まくまくPythonノート
Python から環境変数を参照する (os.getenv, os.environ)
2020-01-29

指定した環境変数を取得する

Python から OS の環境変数を取得するには、os.getenv() 関数を使用するか、os.environ を辞書オブジェクトとして参照します。

例: 環境変数 PATH の値を表示

import os

print(os.getenv('PATH'))
print(os.environ['PATH'])

違いは、存在しないキーを指定した場合に os.getenv() がデフォルトで None を返すのに対し、os.environKeyError 例外を投げるという点です。

import os

try:
    print(os.environ['ACCESS_KEY'])
except KeyError as err:
    print('Environment variable not found:', err)

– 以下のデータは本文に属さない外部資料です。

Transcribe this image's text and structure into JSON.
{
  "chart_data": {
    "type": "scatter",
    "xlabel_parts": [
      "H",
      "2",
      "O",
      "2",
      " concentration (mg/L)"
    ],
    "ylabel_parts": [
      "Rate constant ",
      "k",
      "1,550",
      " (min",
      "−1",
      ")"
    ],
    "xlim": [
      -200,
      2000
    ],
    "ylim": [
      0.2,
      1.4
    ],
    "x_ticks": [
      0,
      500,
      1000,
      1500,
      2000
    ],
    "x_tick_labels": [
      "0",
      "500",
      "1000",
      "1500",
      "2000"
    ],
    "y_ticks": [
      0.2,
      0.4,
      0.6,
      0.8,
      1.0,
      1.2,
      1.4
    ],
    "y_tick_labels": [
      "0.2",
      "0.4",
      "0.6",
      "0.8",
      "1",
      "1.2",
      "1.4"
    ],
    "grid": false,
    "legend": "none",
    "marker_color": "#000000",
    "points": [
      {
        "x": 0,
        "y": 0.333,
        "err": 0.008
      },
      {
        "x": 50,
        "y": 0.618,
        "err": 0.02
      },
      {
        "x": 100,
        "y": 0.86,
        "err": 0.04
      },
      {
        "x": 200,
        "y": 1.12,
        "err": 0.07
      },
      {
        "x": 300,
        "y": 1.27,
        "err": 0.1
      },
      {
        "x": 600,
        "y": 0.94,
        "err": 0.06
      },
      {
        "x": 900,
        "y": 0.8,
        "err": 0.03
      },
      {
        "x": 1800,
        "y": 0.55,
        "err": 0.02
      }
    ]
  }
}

このような例外ハンドルは面倒なので、 通常は os.getenv() 関数を使えばよい と思います。

import os

key = os.getenv('ACCESS_KEY')

if key:
    print('環境変数が見つかった場合の処理')

if not key:
    print('環境変数が見つからない場合の処理')

os.getenv() の第 2 パラメータ (default) では、 キーが存在しな場合のデフォルト値 を指定することが可能です。

import os

env = os.getenv('MYAPP_ENV', default='development')
print(env)

ちなみに、os.environ.get() という関数もありますが、これは os.getenv() 関数のエイリアスです。

すべての環境変数を列挙する

単一の環境変数を参照するときは os.getenv() 関数が便利ですが、すべての環境変数をループ処理したい場合は os.environ の方を使うとよいです。

方法 1

import os

for key in os.environ:
    val = os.environ[key]
    print('{}: {}'.format(key, val))

方法 2

import os

for key, val in os.environ.items():
    print('{}: {}'.format(key, val))

より実践的なサンプル

ある環境変数が設定されていない場合にプログラムを終了する

次の config.py モジュールは、環境変数 MYAPP_USERMYAPP_PASS の値を参照し、同じ名前の変数にセットします。 環境変数が見つからない場合は、対応方法を出力してプログラムを終了します。

config.py

import os
import sys

# 環境変数の値を取得します。
# 見つからなければエラーメッセージを表示してプログラムを終了します。
def load_env_or_exit(env_name):
    val = os.getenv(env_name)
    if val is None:
        print('Error: %s not found. Please consider adding a .env file with %s.'
            % (env_name, env_name), file=sys.stderr)
        sys.exit(1)
    return val

# 環境変数を参照
MYAPP_USER = load_env_or_exit('MYAPP_USER')
MYAPP_PASS = load_env_or_exit('MYAPP_PASS')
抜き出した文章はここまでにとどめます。